I think the most important point for data repositories is to define an user API. This API should be independent of data storage and of data organization. Data organization is important because it is very difficult to find a single organization that covers the needs of all users in the long term. In this API, each data item should have an unique identifier (let’s call it an URL). The rest of the API could be divided in two parts:

  1. An indexation system managing data organization. It defines properties attached to data items (for instance, “group” or “subject” can be seen as properties of an FMRI image) as well as possible user requests on the data. This indexation API could have several implementations (relational database, BIRN, BrainVISA, etc.).

  2. A data storage system managing the link between the URL of a data item and its representation on a local file system. This system should take into account various file formats and various file storage systems (e.g. on a local file system, on a distant ftp site, as bytes blocks in a relational database).

This separation between indexation and storage is important for the design of databases, it makes it possible, for instance, to use distant or local data storage, or to define several indexations (i.e. several data organizations) for the same data.
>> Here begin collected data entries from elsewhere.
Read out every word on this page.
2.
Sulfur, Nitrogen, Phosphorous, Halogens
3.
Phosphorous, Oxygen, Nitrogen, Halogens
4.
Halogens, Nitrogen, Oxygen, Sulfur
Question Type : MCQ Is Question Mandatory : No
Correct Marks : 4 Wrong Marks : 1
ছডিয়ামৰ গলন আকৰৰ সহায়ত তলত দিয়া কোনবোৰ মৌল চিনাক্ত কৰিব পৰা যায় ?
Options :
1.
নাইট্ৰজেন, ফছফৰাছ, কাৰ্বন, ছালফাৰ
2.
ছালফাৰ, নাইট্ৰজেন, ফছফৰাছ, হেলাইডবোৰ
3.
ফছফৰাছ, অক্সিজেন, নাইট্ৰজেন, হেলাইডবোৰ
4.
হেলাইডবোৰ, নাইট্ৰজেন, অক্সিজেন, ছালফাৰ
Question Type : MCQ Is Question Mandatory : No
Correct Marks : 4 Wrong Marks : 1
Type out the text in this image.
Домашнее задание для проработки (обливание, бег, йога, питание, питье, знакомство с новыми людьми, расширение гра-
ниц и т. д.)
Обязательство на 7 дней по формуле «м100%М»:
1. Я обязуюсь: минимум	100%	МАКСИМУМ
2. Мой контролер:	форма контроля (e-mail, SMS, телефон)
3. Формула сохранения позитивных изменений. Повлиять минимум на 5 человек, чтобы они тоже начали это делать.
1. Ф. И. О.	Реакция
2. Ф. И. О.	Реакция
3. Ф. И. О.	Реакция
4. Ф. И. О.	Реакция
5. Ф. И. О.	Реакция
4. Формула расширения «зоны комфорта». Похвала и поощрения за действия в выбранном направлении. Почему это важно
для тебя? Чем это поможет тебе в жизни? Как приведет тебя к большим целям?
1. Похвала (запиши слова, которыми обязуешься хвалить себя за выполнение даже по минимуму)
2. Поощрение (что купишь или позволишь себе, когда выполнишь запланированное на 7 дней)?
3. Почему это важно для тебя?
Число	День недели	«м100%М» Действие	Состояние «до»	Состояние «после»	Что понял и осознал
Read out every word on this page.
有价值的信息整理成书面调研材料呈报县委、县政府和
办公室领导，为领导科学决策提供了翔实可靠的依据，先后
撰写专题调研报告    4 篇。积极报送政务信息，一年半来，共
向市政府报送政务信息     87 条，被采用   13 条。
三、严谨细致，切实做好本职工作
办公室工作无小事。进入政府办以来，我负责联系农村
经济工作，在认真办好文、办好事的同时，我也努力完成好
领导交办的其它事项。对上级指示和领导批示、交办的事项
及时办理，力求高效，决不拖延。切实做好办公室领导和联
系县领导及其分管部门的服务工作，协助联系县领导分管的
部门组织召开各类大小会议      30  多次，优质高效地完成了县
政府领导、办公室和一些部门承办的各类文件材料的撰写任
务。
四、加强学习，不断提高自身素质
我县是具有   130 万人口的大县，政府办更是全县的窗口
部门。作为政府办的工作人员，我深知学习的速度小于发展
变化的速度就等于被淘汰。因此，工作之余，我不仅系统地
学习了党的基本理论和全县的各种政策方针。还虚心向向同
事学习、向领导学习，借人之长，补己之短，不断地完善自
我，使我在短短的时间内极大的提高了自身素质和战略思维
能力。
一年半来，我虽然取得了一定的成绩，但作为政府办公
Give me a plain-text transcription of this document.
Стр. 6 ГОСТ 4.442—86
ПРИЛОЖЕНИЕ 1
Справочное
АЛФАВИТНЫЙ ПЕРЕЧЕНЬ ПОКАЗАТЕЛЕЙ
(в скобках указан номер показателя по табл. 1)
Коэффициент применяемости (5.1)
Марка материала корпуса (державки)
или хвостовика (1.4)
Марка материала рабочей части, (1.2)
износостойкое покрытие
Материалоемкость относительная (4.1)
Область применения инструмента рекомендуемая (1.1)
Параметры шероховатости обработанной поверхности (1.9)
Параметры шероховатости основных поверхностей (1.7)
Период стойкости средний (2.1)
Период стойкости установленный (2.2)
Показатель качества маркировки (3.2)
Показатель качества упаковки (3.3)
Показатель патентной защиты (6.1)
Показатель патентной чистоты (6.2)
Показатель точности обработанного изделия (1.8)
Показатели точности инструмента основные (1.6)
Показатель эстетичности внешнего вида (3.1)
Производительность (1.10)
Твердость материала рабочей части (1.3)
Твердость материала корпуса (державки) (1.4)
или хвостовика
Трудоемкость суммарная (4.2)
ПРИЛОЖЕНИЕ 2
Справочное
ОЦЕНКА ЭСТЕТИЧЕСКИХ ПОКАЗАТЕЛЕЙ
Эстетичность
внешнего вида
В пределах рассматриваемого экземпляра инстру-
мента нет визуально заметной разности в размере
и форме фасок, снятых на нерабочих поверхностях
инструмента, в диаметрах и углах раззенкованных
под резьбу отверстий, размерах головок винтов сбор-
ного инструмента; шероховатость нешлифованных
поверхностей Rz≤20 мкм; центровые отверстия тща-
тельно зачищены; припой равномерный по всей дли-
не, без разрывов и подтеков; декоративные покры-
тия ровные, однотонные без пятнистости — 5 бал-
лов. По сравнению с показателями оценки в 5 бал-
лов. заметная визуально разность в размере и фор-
However indexation and data storage are not always independent. For example, they are independent if we use a relational database for indexation and URLs for storage, but they are not if file or directory names give indexation information (like in BrainVISA databases described above). At the user level, things can be simpler because the separation can be hidden in one object: the repository. A repository is composed of one indexation system and one data storage system and manage all the links between them. The user can send requests to the repository and receive a set of data items. Each data item contains indexation information (via the indexation system) and gives access to the data (via the storage system). Here is a sample of what-user-code-could-be to illustrate what I have in mind followed by a few comments:

# Get an access to one repository
repository = openRepository( repositoryURL )
# Create a request for selection of all the FMRI in the repository
request = ‘SELECT * FROM FMRI’
# Iterate on data items in the repository
for item in repository.select( request ):
  print item.url
  # Item is a directory-like structure for properties access
  for property in item:
    print property, ‘=’, item[ property ]
  # Retrieve the file(s) (and directorie(s) if any) from the data storage system
  # and convert it to NIFTI format (if necessary).
  files = item.getLocalFiles( format=’NIFTI’ )
  niftiFileName = files[ 0 ]
  # Read the image and do something with it
  ...
  1. I do not yet have a good idea of how to represent requests. Here, I chose to use SQL since it is simple to understand.

  2. This code does not make any assumption on the properties that are associated to an FMRI image.

  3. The method getLocalFiles can do nothing more than return a file name if the data item correspond to a local file in NIFTI format. But the same code can be used to access a DICOM image located in a distant ftp server. In this case, getLocalFiles will manage the transfer of the DICOM file, then the conversion to the required NIFTI format and return name of temporary file(s).

  4. getLocalFiles cannot always return just one file name because on the long term, there will be many data types (FMRI, diffusion MRI, EEG, MEG, etc.) that are going to be stored in the repositories. These different data will use various file formats. Some of these formats can use a combination of files and directories (for instance, CTF MEG raw data are stored in a directory (*.ds), the structural sulci format of BrainVISA is composed of a file(*.arg) and a directory (*.data), NIFTI images can be in one or two files, etc. ).

  5. The same kind of API can be used for writing data items in a repository. One could build a data item, adds properties and files and call something like repository.update( item ).